The federal government’s new “help to buy” laws, which will assist 40,000 Aussies to purchase a property with as little as a 2 per cent deposit, are in the home stretch.
The legislation for the shared equity scheme will be introduced to parliament this week.
It takes the average Aussie first-home buyer 12 years to save a house deposit, but that timeframe blows out to 20 years in the highest-value capital city of Sydney, data shows.
Under the Albanese government plan, up to 40,000 eligible low and middle-income Aussies will enter into an equity agreement with the federal government and a lender, and will need a minimum 2 per cent deposit to participate.
The government will take a 30 per cent equity stake in existing homes and 40 per cent in new builds.
Housing Minister Julie Collins told the ABC the scheme will be “life changing” for the 10,000 Aussies a year it aims to help into a home.
She said the equity structure will keep buyers’ costs down.
“For Australians who have not been able to get into a home, this will be life changing,” Ms Collins said on the ABC on November 28.
“This is about supporting them with a 2 per cent deposit and about the government having an equity stake in their homes, so their mortgages will be lower and their repayments will be lower.”

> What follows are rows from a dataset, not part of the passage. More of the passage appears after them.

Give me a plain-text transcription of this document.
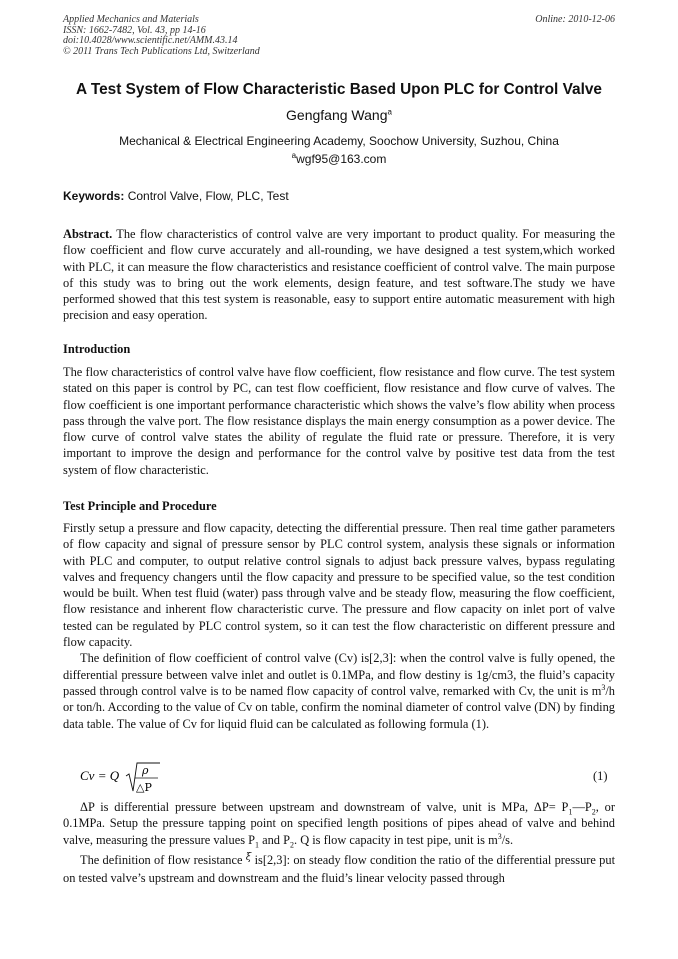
Applied Mechanics and Materials
ISSN: 1662-7482, Vol. 43, pp 14-16
doi:10.4028/www.scientific.net/AMM.43.14
© 2011 Trans Tech Publications Ltd, Switzerland
Online: 2010-12-06
A Test System of Flow Characteristic Based Upon PLC for Control Valve
Gengfang Wang$^a$
Mechanical & Electrical Engineering Academy, Soochow University, Suzhou, China
$^a$wgf95@163.com
Keywords: Control Valve, Flow, PLC, Test

Abstract. The flow characteristics of control valve are very important to product quality. For measuring the flow coefficient and flow curve accurately and all-rounding, we have designed a test system,which worked with PLC, it can measure the flow characteristics and resistance coefficient of control valve. The main purpose of this study was to bring out the work elements, design feature, and test software.The study we have performed showed that this test system is reasonable, easy to support entire automatic measurement with high precision and easy operation.

Introduction

The flow characteristics of control valve have flow coefficient, flow resistance and flow curve. The test system stated on this paper is control by PC, can test flow coefficient, flow resistance and flow curve of valves. The flow coefficient is one important performance characteristic which shows the valve’s flow ability when process pass through the valve port. The flow resistance displays the main energy consumption as a power device. The flow curve of control valve states the ability of regulate the fluid rate or pressure. Therefore, it is very important to improve the design and performance for the control valve by positive test data from the test system of flow characteristic.

Test Principle and Procedure

Firstly setup a pressure and flow capacity, detecting the differential pressure. Then real time gather parameters of flow capacity and signal of pressure sensor by PLC control system, analysis these signals or information with PLC and computer, to output relative control signals to adjust back pressure valves, bypass regulating valves and frequency changers until the flow capacity and pressure to be specified value, so the test condition would be built. When test fluid (water) pass through valve and be steady flow, measuring the flow coefficient, flow resistance and inherent flow characteristic curve. The pressure and flow capacity on inlet port of valve tested can be regulated by PLC control system, so it can test the flow characteristic on different pressure and flow capacity.

The definition of flow coefficient of control valve (Cv) is[2,3]: when the control valve is fully opened, the differential pressure between valve inlet and outlet is 0.1MPa, and flow destiny is 1g/cm3, the fluid’s capacity passed through control valve is to be named flow capacity of control valve, remarked with Cv, the unit is $m^3/h$ or ton/h. According to the value of Cv on table, confirm the nominal diameter of control valve (DN) by finding data table. The value of Cv for liquid fluid can be calculated as following formula (1).

Cv = Q ρ
△P
(1)

ΔP is differential pressure between upstream and downstream of valve, unit is MPa, $\Delta P= P_1—P_2$, or 0.1MPa. Setup the pressure tapping point on specified length positions of pipes ahead of valve and behind valve, measuring the pressure values $P_1$ and $P_2$. Q is flow capacity in test pipe, unit is $m^3/s$.

The definition of flow resistance $^\xi$ is[2,3]: on steady flow condition the ratio of the differential pressure put on tested valve’s upstream and downstream and the fluid’s linear velocity passed through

Meetings with banks and lending institutions have been underway, so the program has taken longer to launch than hoped, Ms Collins said.
It is slated to start in 2024.
“We think we have all the parameters right, we now need each state to pass legislation, they have indicated they will do that as soon as possible – early next year,” Ms Collins said.
“We want to get this scheme up and running as fast as we can.”
Currently, home buyers need a 20 per cent deposit in order to purchase without attracting thousand of dollars in lenders’ mortgage insurance.
However, the average first-home buyer needs at least 12 years to save for a deposit for the average apartment and 16 years for the average house, according to figures released this year by financial comparison website Finder.
The deposit saving time explodes to 20 years for a Sydney first-home buyer aiming to ink a deal on an average house.
Finder crunched the nation’s average weekly earnings, median property prices (in March), and assumed households are saving 25 per cent of their income after paying for rent, groceries, utilities, internet, phone and transport.